Survey report: Home educators’ experiences of the health visiting service in Scotland

The Scottish Home Education Forum invited home educating families to share their experiences of the health visiting service in Scotland after observing a steady increase in members’ reporting of concerns about engagements with health visitors, both via direct enquiries and in our members’ forum. These concerns, which were also being raised in local groups, predominantly focused on the quality and accuracy of information and advice offered in relation to childcare, nursery and school options for children, and the lack of openness regarding the voluntary nature of the heath visiting service.

Read the full report:

Home educators’ experiences of the health visiting service in Scotland [pdf download]
Home educators’ experience of the health visiting service in Scotland [MS Word] 

Although there is undoubtedly some exemplary practice within the health visiting service in Scotland, our findings will nevertheless make uncomfortable reading for practitioners and their representative and regulatory bodies. They will also send a strong message to the government that a main plank of its GIRFEC policy is categorically not working for a significant number of home educators, who, as responsables for the care and wellbeing of their children, favour child- and family-centred learning over often-inflexible institutional settings.

Home educators are exercising an equally valid choice enshrined in law and feel stigmatised by references to ‘unseen children’ and ‘hostile, non-engaging parents’ which have been used by health visitors and fellow professionals to ‘other’ our minority community. This baked-in bias has contributed to the hostile environment described by our members and is, we believe, at least partly responsible for incidences of ‘home-eduphobia’ (hateful conduct towards home educated children and their families), often by those who should know better.
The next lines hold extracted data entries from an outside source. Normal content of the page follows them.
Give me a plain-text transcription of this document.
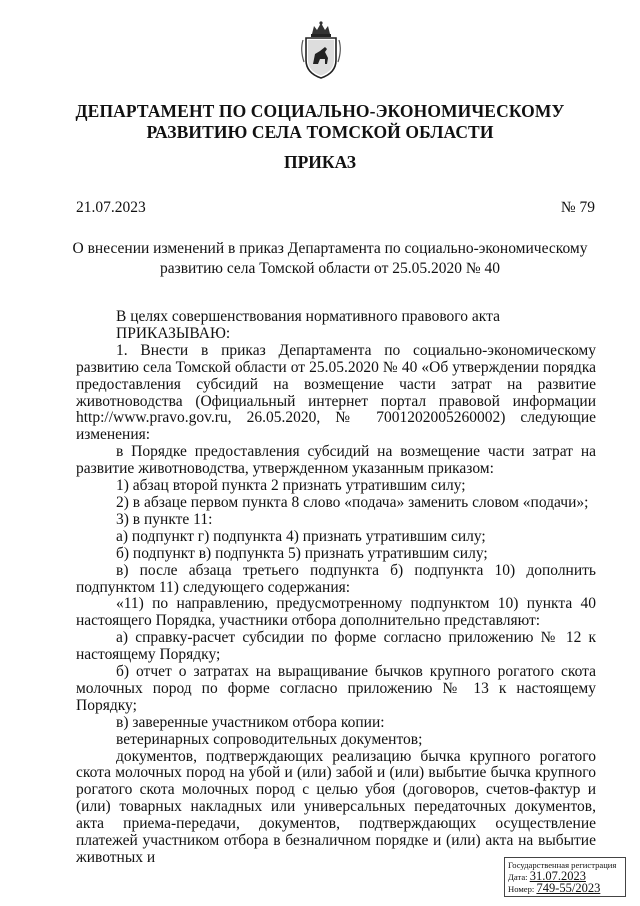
ДЕПАРТАМЕНТ ПО СОЦИАЛЬНО-ЭКОНОМИЧЕСКОМУ
РАЗВИТИЮ СЕЛА ТОМСКОЙ ОБЛАСТИ
ПРИКАЗ
21.07.2023	№ 79
О внесении изменений в приказ Департамента по социально-экономическому
развитию села Томской области от 25.05.2020 № 40

В целях совершенствования нормативного правового акта

ПРИКАЗЫВАЮ:

1. Внести в приказ Департамента по социально-экономическому развитию села Томской области от 25.05.2020 № 40 «Об утверждении порядка предоставления субсидий на возмещение части затрат на развитие животноводства (Официальный интернет портал правовой информации http://www.pravo.gov.ru, 26.05.2020, № 7001202005260002) следующие изменения:

в Порядке предоставления субсидий на возмещение части затрат на развитие животноводства, утвержденном указанным приказом:

1) абзац второй пункта 2 признать утратившим силу;

2) в абзаце первом пункта 8 слово «подача» заменить словом «подачи»;

3) в пункте 11:

а) подпункт г) подпункта 4) признать утратившим силу;

б) подпункт в) подпункта 5) признать утратившим силу;

в) после абзаца третьего подпункта б) подпункта 10) дополнить подпунктом 11) следующего содержания:

«11) по направлению, предусмотренному подпунктом 10) пункта 40 настоящего Порядка, участники отбора дополнительно представляют:

а) справку-расчет субсидии по форме согласно приложению № 12 к настоящему Порядку;

б) отчет о затратах на выращивание бычков крупного рогатого скота молочных пород по форме согласно приложению № 13 к настоящему Порядку;

в) заверенные участником отбора копии:

ветеринарных сопроводительных документов;

документов, подтверждающих реализацию бычка крупного рогатого скота молочных пород на убой и (или) забой и (или) выбытие бычка крупного рогатого скота молочных пород с целью убоя (договоров, счетов-фактур и (или) товарных накладных или универсальных передаточных документов, акта приема-передачи, документов, подтверждающих осуществление платежей участником отбора в безналичном порядке и (или) акта на выбытие животных и	Государственная регистрация
Дата: 31.07.2023
Номер: 749-55/2023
The re-building of respectful relationships will be a prerequisite if mutual trust is to be re-established between home educators and health visitors, and we are hopeful that, by pointing out some of the issues that have arisen for our community, the process can now begin in earnest. Unless the problems are addressed, home educators’ engagement with health visiting services is likely to decline, which will inevitably lead to further conflict and complaints.
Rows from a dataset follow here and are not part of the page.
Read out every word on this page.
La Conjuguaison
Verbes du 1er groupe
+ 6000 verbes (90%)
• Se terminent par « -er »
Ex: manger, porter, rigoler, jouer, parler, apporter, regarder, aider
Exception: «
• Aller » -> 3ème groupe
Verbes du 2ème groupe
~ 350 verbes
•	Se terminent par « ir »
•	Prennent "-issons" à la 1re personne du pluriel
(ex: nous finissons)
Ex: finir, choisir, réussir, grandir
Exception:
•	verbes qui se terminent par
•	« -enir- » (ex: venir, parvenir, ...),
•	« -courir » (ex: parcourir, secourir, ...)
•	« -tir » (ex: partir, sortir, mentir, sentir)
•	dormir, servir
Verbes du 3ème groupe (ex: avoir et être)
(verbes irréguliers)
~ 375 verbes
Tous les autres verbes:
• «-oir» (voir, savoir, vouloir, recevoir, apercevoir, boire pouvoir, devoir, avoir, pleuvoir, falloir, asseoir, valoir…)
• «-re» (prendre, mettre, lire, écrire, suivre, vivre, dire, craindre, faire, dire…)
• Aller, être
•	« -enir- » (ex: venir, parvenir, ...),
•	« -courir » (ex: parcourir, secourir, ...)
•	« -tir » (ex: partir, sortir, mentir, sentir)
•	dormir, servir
We acknowledge that many of these problems are not of health visitors’ own making and lie at the door of government. They have simply been swept along with the GIRFEC policy tide that has sent them perilously close to the jagged rocks of GDPR and human rights

Our forum representatives have been invited to speak to practitioner teams on an ad hoc basis, but no formal arrangements are in place to ensure universal services are equipped with a universal understanding of home education issues. An experienced home educating health visitor has also highlighted the inconsistent practice in the profession and suggested that visitors with specialist knowledge and additional training could advise teams on home education ‘cases’, rather than automatically dumping them into ‘unseen’, ‘non-engaging’ or ‘additional needs’ categories.

In an effort to progress this, we have twice met with the Scottish Government and stressed the need for dedicated training in relation to home education for health visitors and all family-facing GIRFEC professionals, for which agreement in principle was secured, albeit with no indication of a timescale. Given our survey findings, we now consider this to be a most pressing priority and would welcome support from health visitors and their professional body in bringing our recommendations to fruition.
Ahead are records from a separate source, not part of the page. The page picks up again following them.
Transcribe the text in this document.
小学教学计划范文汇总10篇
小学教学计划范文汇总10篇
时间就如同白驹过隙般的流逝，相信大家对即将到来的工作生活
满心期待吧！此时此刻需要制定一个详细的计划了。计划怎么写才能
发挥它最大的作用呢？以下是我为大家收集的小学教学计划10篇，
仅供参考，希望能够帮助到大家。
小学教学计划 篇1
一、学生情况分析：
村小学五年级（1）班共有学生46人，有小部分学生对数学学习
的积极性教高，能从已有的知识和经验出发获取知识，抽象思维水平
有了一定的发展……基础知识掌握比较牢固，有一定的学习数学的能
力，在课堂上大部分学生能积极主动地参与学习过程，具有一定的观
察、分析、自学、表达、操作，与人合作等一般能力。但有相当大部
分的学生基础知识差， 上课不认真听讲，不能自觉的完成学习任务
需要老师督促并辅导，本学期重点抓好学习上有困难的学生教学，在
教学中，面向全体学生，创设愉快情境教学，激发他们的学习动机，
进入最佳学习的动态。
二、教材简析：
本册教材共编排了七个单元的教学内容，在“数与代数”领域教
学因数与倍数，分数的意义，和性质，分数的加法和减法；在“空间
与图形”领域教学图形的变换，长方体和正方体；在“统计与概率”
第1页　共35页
Our thanks go to all the parents who took time to complete our poll and survey and to those who offered more detailed accounts of their experiences and insights, not forgetting the home educated children whose photographs we have included, with permission, to illustrate some of their everyday activities. We sincerely hope our report will be a useful contribution towards making the necessary improvements to policy and practice within health visiting, and indeed wider universal services, to better serve the needs of children and families in Scotland.